In terms of the circuitry used to generate biphasic waveforms, the conventional H-bridge switch circuit has proven to be the only circuit used to generate biphasic waveforms in existing manufactured implantable cardioverter defibrillator (ICD) systems. Unfortunately, the switching components required for the conventional H-bridge circuit have several drawbacks. First, there is some question as to the long-term reliability of the switching components when used for this application. Second, the switching components are relatively large and their use tends to decrease the space in the ICD system that would otherwise be available for batteries or capacitors.
In addition, the use of the conventional H-bridge circuit requires a capacitor system that will have sufficient residual charge after truncation of the first phase to adequately power the second phase of the biphasic pulse. With existing ICD systems, all of which have capacitor systems with effective capacitance values of 140 .mu.f or greater, this has not been a problem. The capacitor system is charged from a low voltage to high voltage energy converting system using a battery and flyback transformer combination oscillated at high frequency by a switching means and rectified to place a high voltage charge on the capacitor system. When sufficient energy has been stored, the energy converting system is turned off prior to delivery of the biphasic defibrillation pulse. As ICD systems are developed with smaller capacitance values, however, the amount of residual charge left in the capacitor system may not be sufficient to adequately power the second phase of the biphasic pulse.

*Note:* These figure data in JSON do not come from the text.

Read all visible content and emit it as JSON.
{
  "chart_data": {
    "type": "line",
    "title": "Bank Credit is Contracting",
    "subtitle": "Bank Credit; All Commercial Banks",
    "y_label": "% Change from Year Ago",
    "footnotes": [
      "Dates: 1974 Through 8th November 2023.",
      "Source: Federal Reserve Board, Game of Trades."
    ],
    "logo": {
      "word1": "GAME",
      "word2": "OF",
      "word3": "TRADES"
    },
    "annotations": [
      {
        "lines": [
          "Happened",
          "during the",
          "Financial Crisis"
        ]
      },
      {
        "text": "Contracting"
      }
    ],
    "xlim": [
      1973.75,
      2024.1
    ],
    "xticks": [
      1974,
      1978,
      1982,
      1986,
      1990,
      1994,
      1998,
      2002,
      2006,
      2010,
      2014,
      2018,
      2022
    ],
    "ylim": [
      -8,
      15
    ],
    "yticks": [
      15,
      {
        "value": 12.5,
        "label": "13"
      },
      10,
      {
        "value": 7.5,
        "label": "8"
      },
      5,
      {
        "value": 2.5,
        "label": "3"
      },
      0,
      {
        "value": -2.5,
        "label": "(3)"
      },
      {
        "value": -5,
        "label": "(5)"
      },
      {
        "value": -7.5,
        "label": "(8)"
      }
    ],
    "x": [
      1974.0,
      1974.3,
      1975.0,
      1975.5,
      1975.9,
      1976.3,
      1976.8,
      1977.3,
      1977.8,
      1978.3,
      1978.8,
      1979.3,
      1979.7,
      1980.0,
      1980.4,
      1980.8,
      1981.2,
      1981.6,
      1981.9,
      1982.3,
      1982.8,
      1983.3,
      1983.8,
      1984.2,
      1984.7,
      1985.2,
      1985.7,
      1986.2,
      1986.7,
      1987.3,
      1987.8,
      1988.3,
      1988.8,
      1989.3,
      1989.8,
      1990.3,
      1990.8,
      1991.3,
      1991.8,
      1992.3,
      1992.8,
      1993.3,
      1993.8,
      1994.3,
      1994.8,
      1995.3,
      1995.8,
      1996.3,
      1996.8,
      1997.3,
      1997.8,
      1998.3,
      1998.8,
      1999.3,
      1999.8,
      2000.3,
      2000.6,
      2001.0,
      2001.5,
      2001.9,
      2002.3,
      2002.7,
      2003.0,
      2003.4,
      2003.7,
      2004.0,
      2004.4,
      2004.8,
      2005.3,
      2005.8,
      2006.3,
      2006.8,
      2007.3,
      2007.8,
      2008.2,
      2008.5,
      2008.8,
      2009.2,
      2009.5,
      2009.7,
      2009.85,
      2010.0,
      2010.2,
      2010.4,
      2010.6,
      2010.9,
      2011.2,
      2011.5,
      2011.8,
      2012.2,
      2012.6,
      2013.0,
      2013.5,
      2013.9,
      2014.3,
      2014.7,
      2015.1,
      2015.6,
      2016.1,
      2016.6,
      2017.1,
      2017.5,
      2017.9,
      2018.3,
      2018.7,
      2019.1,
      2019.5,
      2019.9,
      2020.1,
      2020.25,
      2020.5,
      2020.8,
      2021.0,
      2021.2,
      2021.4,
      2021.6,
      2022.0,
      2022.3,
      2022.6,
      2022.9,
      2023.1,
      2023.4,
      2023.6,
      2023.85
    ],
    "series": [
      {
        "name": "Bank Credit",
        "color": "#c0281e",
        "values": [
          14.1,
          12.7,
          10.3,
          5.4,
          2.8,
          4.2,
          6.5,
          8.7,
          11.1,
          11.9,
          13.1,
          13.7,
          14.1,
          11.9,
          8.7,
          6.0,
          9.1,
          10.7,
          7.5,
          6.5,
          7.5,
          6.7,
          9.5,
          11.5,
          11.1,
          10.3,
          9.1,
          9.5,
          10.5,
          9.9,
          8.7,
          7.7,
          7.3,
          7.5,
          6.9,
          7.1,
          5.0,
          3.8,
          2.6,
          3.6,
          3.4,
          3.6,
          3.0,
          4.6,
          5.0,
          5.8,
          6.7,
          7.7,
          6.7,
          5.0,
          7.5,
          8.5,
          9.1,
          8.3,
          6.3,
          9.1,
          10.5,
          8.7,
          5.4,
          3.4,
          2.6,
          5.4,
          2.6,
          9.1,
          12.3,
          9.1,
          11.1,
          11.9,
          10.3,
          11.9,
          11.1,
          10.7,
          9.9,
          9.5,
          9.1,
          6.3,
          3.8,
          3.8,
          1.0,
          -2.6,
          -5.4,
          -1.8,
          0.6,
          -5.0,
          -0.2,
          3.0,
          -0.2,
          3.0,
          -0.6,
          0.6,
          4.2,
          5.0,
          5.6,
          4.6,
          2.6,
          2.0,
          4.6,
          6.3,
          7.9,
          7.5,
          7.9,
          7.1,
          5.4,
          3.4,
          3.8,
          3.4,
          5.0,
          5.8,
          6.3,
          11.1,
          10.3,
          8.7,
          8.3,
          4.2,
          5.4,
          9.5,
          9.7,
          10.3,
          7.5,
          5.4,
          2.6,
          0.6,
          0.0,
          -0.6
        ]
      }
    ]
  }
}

The only other circuit design that has been proposed for generating biphasic waveforms arose out of the early theory that biphasic countershocks were more efficient because the net electrical charge transport was zero for a perfectly symmetrical biphasic waveform where the second phase was an exact mirror of the first phase. Schuder, J C et al. "Transthoracic Ventricular Defibrillation with Square-Wave Stimuli: One-Half Cycle, One Cycle and MultiCycle Waveforms", Circulation Research, 1964; 15:258-264. In recent experiments testing this theory, two identical capacitors were used to generate a "double capacitor" biphasic waveform in which a separate capacitor was used for each phase producing a symmetric biphasic waveform to ensure complete symmetry of the waveform. The results of these experiments established that mirror image dual capacitor systems were inferior to a single capacitor system in terms of producing lower &fibrillation threshold energies for symmetric biphasic waveforms. Kavanagh, K M et al., "Comparison of the Internal Defibrillation Thresholds for Monophasic and Double and Single Capacitor Biphasic Waveforms", J American College of Cardiology, 1989; 14:1343-1349; and Freeser, S A et al., "Strength-Duration and Probability of Success Curves for Defibrillation with Biphasic Waveforms", Circulation, 1990; 82:2128-2141.
While existing implantable defibrillator systems are capable of generating electrical countershocks that utilize the more efficient biphasic waveform, there presently is no single accepted theory for why the biphasic waveform is more efficient. This lack of an understanding of the nature and effect of the biphasic waveform has impeded further development and enhancement of the biphasic waveform. Accordingly, it would be desirable to provide a method and apparatus for generating biphasic waveforms for an implantable defibrillator system that overcomes the disadvantages of the existing H-bridge circuitry. It would also be advantageous to improve on the methods and apparatus for generating biphasic waveforms as a result of an improved understanding of the nature and effect of the biphasic waveform on the fibrillating myocardium.